BOLOGNA – Giovanni (Gianni) Celli, editore del quotidiano “La Voce di Romagna”, è indagato per bancarotta fraudolenta e malversazione a danno dello Stato. L’immobiliarista riminese, famoso fra l’altro per non aver mai riconosciuto il sindacato, è accusato di distrazione di fondi dalla “Editrice La Voce” ad altre 8 società a lui riconducibili, per una somma complessiva di 9,9 milioni di euro. Quanto ai contributi ottenuti nel 2010-2013 dal Dipartimento Editoria del Governo, una somma di circa 3,6 milioni di euro sarebbe stata destinata ad altra attività e non al giornale.

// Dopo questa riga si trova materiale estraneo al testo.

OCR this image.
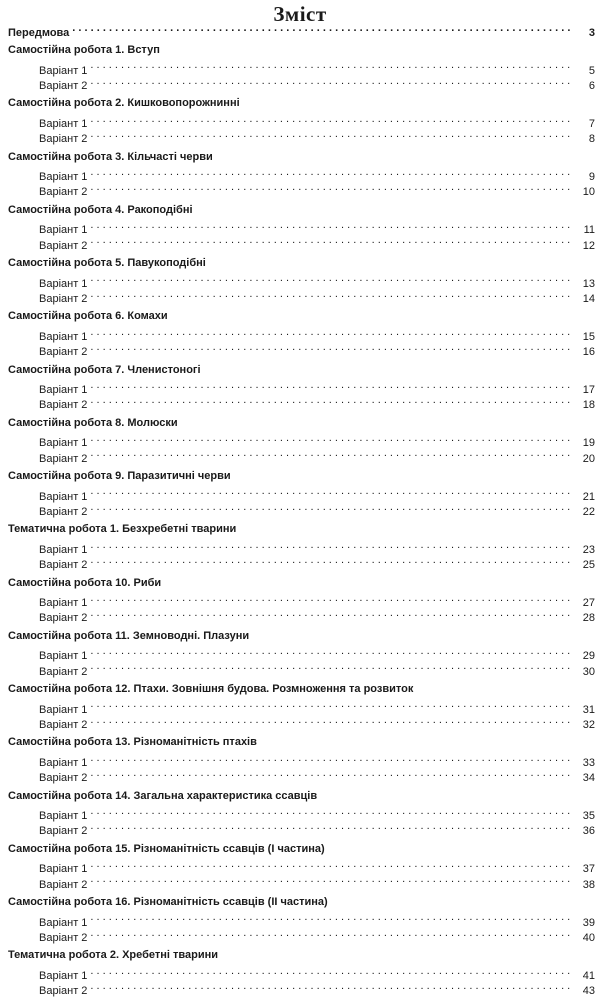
Зміст
Передмова . . .	3
Самостійна робота 1. Вступ
Варіант 1 . . .	5
Варіант 2 . . .	6
Самостійна робота 2. Кишковопорожнинні
Варіант 1 . . .	7
Варіант 2 . . .	8
Самостійна робота 3. Кільчасті черви
Варіант 1 . . .	9
Варіант 2 . . .	10
Самостійна робота 4. Ракоподібні
Варіант 1 . . .	11
Варіант 2 . . .	12
Самостійна робота 5. Павукоподібні
Варіант 1 . . .	13
Варіант 2 . . .	14
Самостійна робота 6. Комахи
Варіант 1 . . .	15
Варіант 2 . . .	16
Самостійна робота 7. Членистоногі
Варіант 1 . . .	17
Варіант 2 . . .	18
Самостійна робота 8. Молюски
Варіант 1 . . .	19
Варіант 2 . . .	20
Самостійна робота 9. Паразитичні черви
Варіант 1 . . .	21
Варіант 2 . . .	22
Тематична робота 1. Безхребетні тварини
Варіант 1 . . .	23
Варіант 2 . . .	25
Самостійна робота 10. Риби
Варіант 1 . . .	27
Варіант 2 . . .	28
Самостійна робота 11. Земноводні. Плазуни
Варіант 1 . . .	29
Варіант 2 . . .	30
Самостійна робота 12. Птахи. Зовнішня будова. Розмноження та розвиток
Варіант 1 . . .	31
Варіант 2 . . .	32
Самостійна робота 13. Різноманітність птахів
Варіант 1 . . .	33
Варіант 2 . . .	34
Самостійна робота 14. Загальна характеристика ссавців
Варіант 1 . . .	35
Варіант 2 . . .	36
Самостійна робота 15. Різноманітність ссавців (І частина)
Варіант 1 . . .	37
Варіант 2 . . .	38
Самостійна робота 16. Різноманітність ссавців (ІІ частина)
Варіант 1 . . .	39
Варіант 2 . . .	40
Тематична робота 2. Хребетні тварини
Варіант 1 . . .	41
Варіант 2 . . .	43
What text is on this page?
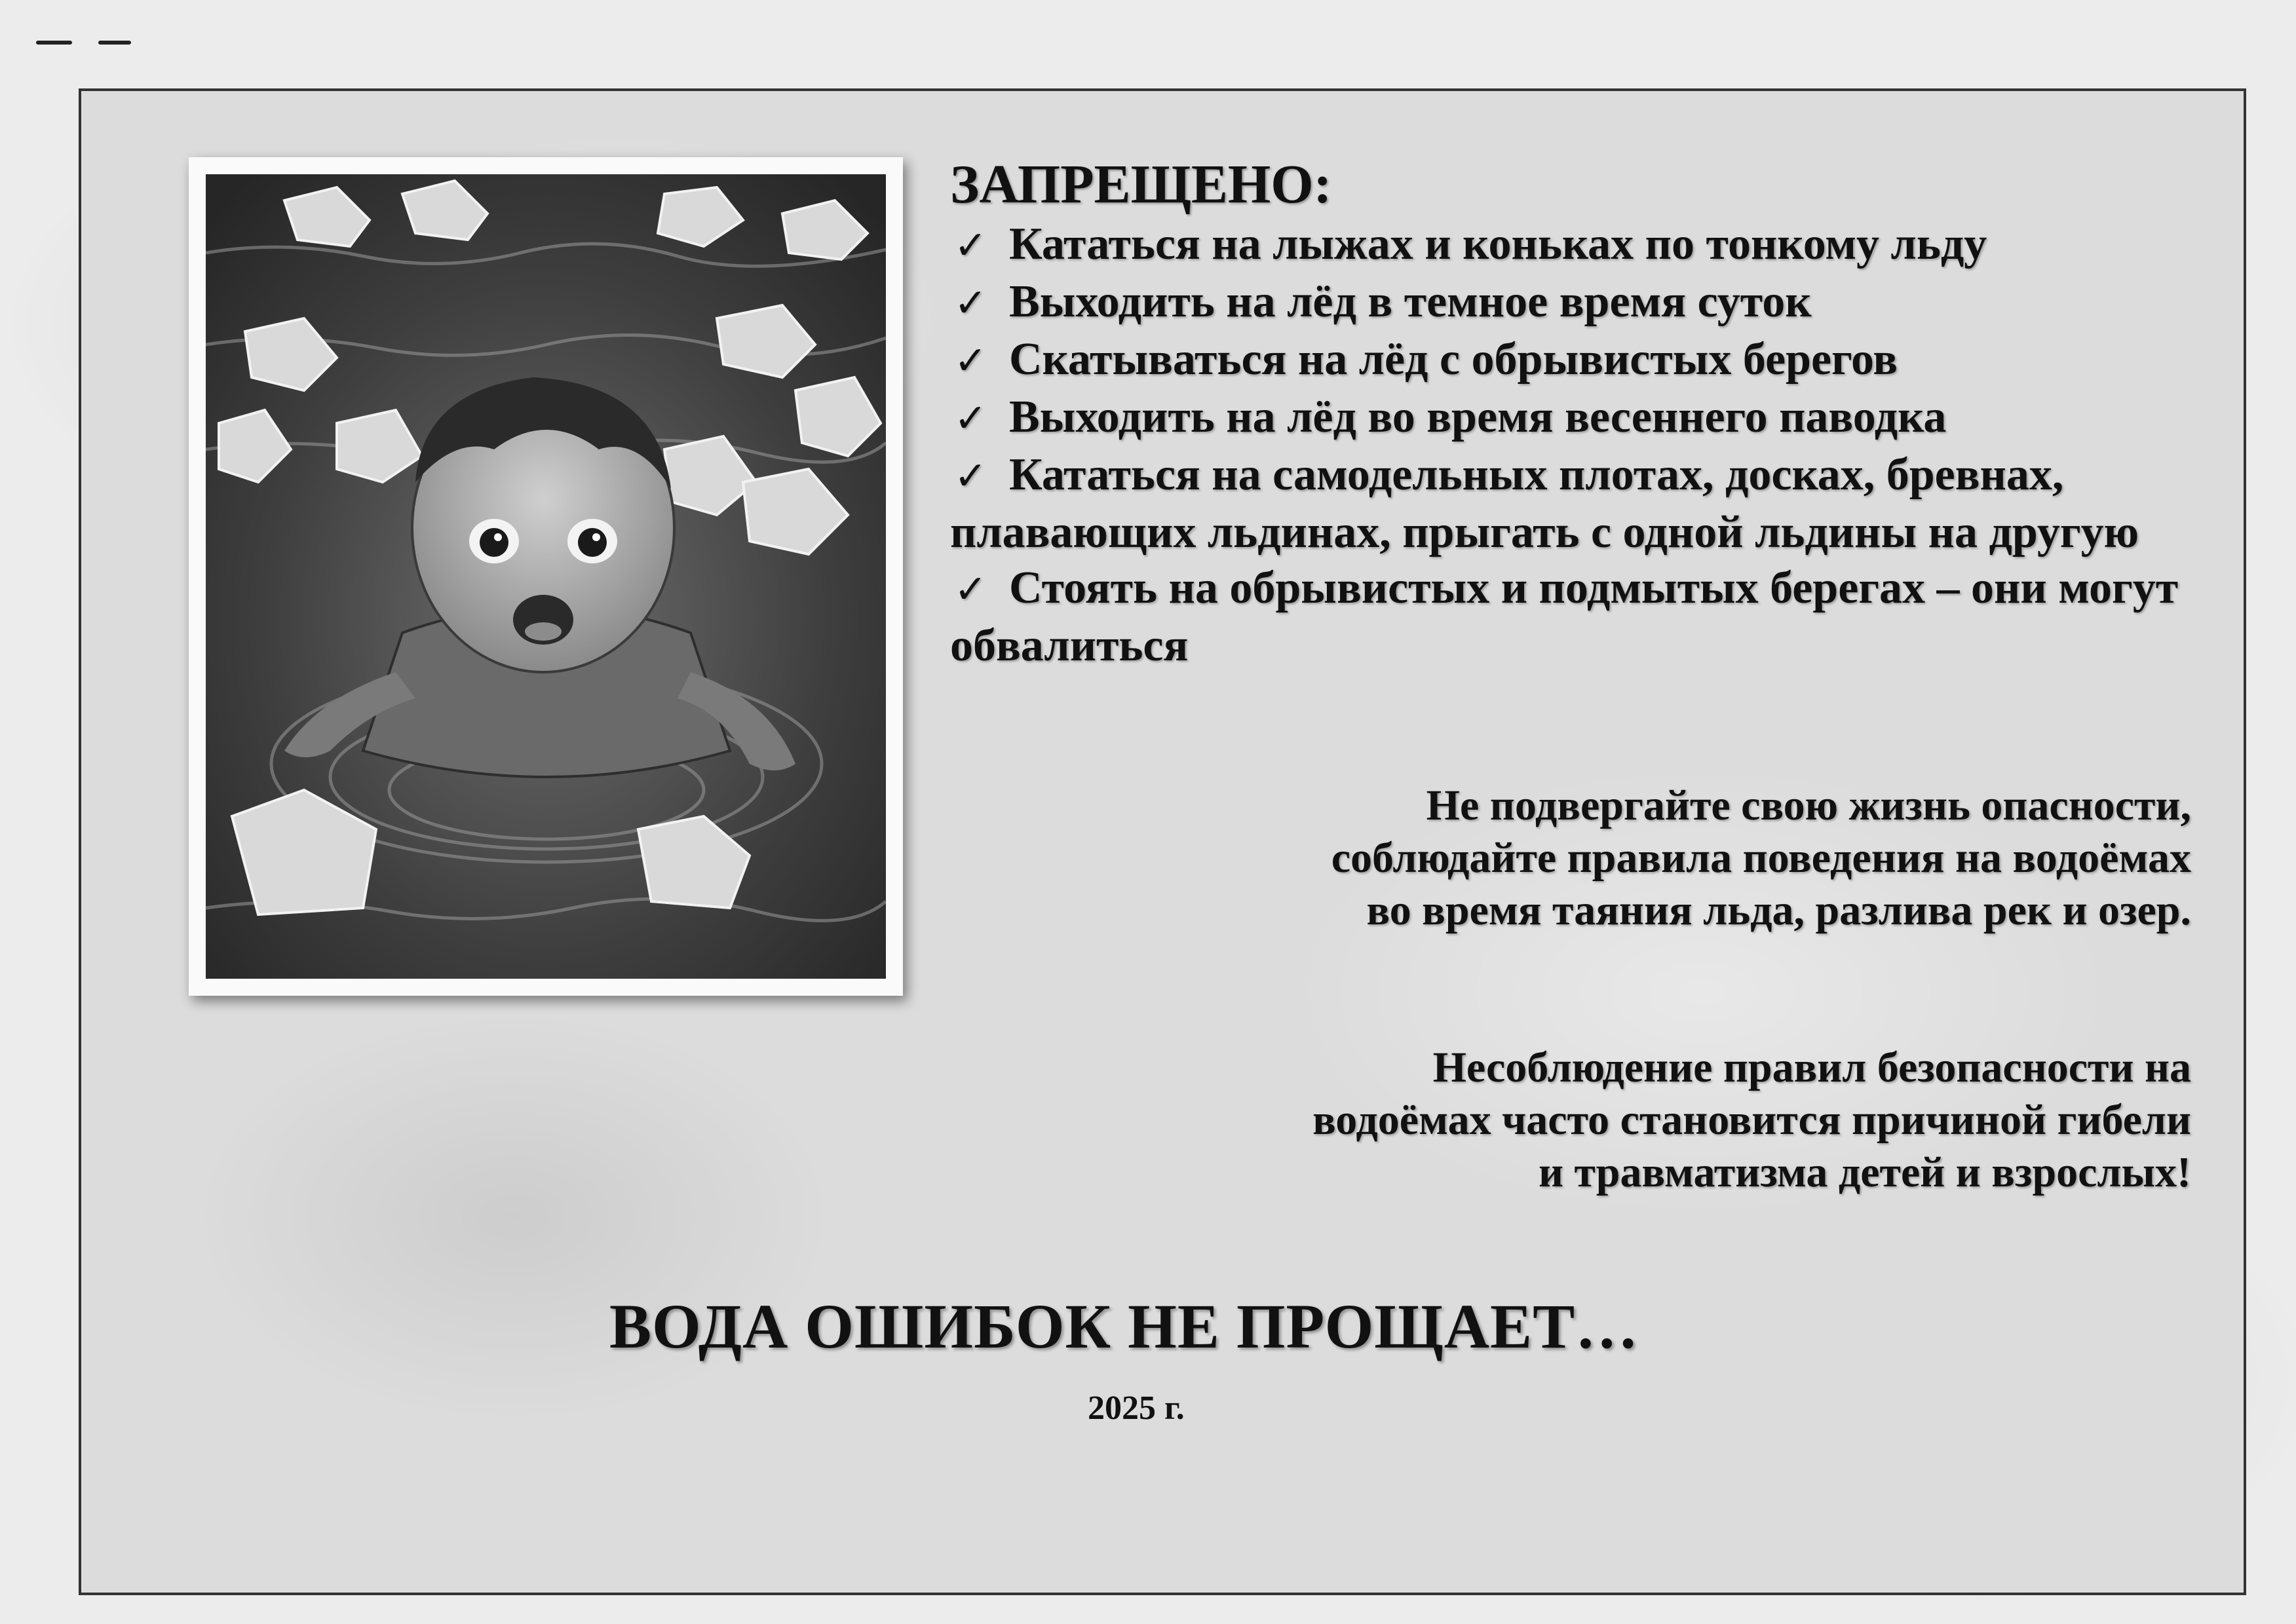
ЗАПРЕЩЕНО:

✓ Кататься на лыжах и коньках по тонкому льду
✓ Выходить на лёд в темное время суток
✓ Скатываться на лёд с обрывистых берегов
✓ Выходить на лёд во время весеннего паводка
✓ Кататься на самодельных плотах, досках, бревнах, плавающих льдинах, прыгать с одной льдины на другую
✓ Стоять на обрывистых и подмытых берегах – они могут обвалиться
Не подвергайте свою жизнь опасности,
соблюдайте правила поведения на водоёмах
во время таяния льда, разлива рек и озер.
Несоблюдение правил безопасности на
водоёмах часто становится причиной гибели
и травматизма детей и взрослых!

ВОДА ОШИБОК НЕ ПРОЩАЕТ…

2025 г.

“Davanti a questo scenario si resta sconcertati, – è il commento dell’Assostampa Emilia Romagna e della Fnsi – ma non ci si può stupire se la società editrice – come è accaduto – è fallita con un ‘buco’ di 12,8 milioni di euro, reclamati da 112 creditori: fra di loro decine di colleghi, grafici, agenzie, fotografi, Aser, nonché i nostri istituti di categoria (Inpgi, Casagit e Fondo complementare)”.
Le notizie sui clamorosi sviluppi dell’indagine, allargatasi con una rogatoria internazionale a San Marino, per due giorni non sono state smentite dall’interessato né dagli inquirenti, e ciò vale come una loro conferma.
Pochi giorni fa è stata dichiarata fallita anche una seconda società editoriale di Celli, che editava il portale di news collegato al quotidiano.
“È notizia recente – prosegue il sindacato dei giornalisti – che, purtroppo, anche alcuni colleghi si sono prestati al gioco al massacro messo in atto dall’editore dentro il giornale per oltre due anni: l’attuale direttore è stato sanzionato con la sospensione per due mesi dall’esercizio della professione e il suo immediato predecessore con una censura per violazione della Carta di Firenze (delibere del Consiglio di Disciplina Territoriale dell’Ordine giornalisti Emilia-Romagna).
Erano e restano quindi sacrosante le richieste, avanzate da tempo, che il sindacato dei giornalisti oggi ribadisce:
- sia fatta luce in tempi brevi sui soldi sottratti alla gestione editoriale e quindi alle tasche di chi lavorava, tanto più in quanto di provenienza pubblica;
- sia resa giustizia ai tanti colleghi rimasti senza stipendio, fino a 15 mensilità, con adeguato risarcimento economico nei procedimenti in corso;
- si faccia piena luce sullo scandalo che vede l’indagato Celli ancora oggi di fatto alla guida del giornale nell’azienda editoriale, solo formalmente affittata ai suoi figli;
- si rifletta sulla necessità di rivedere, rendendoli più stringenti, i criteri di assegnazione dei contributi pubblici e prevedendo l’esclusione definitiva di chi non rispetta le regole”.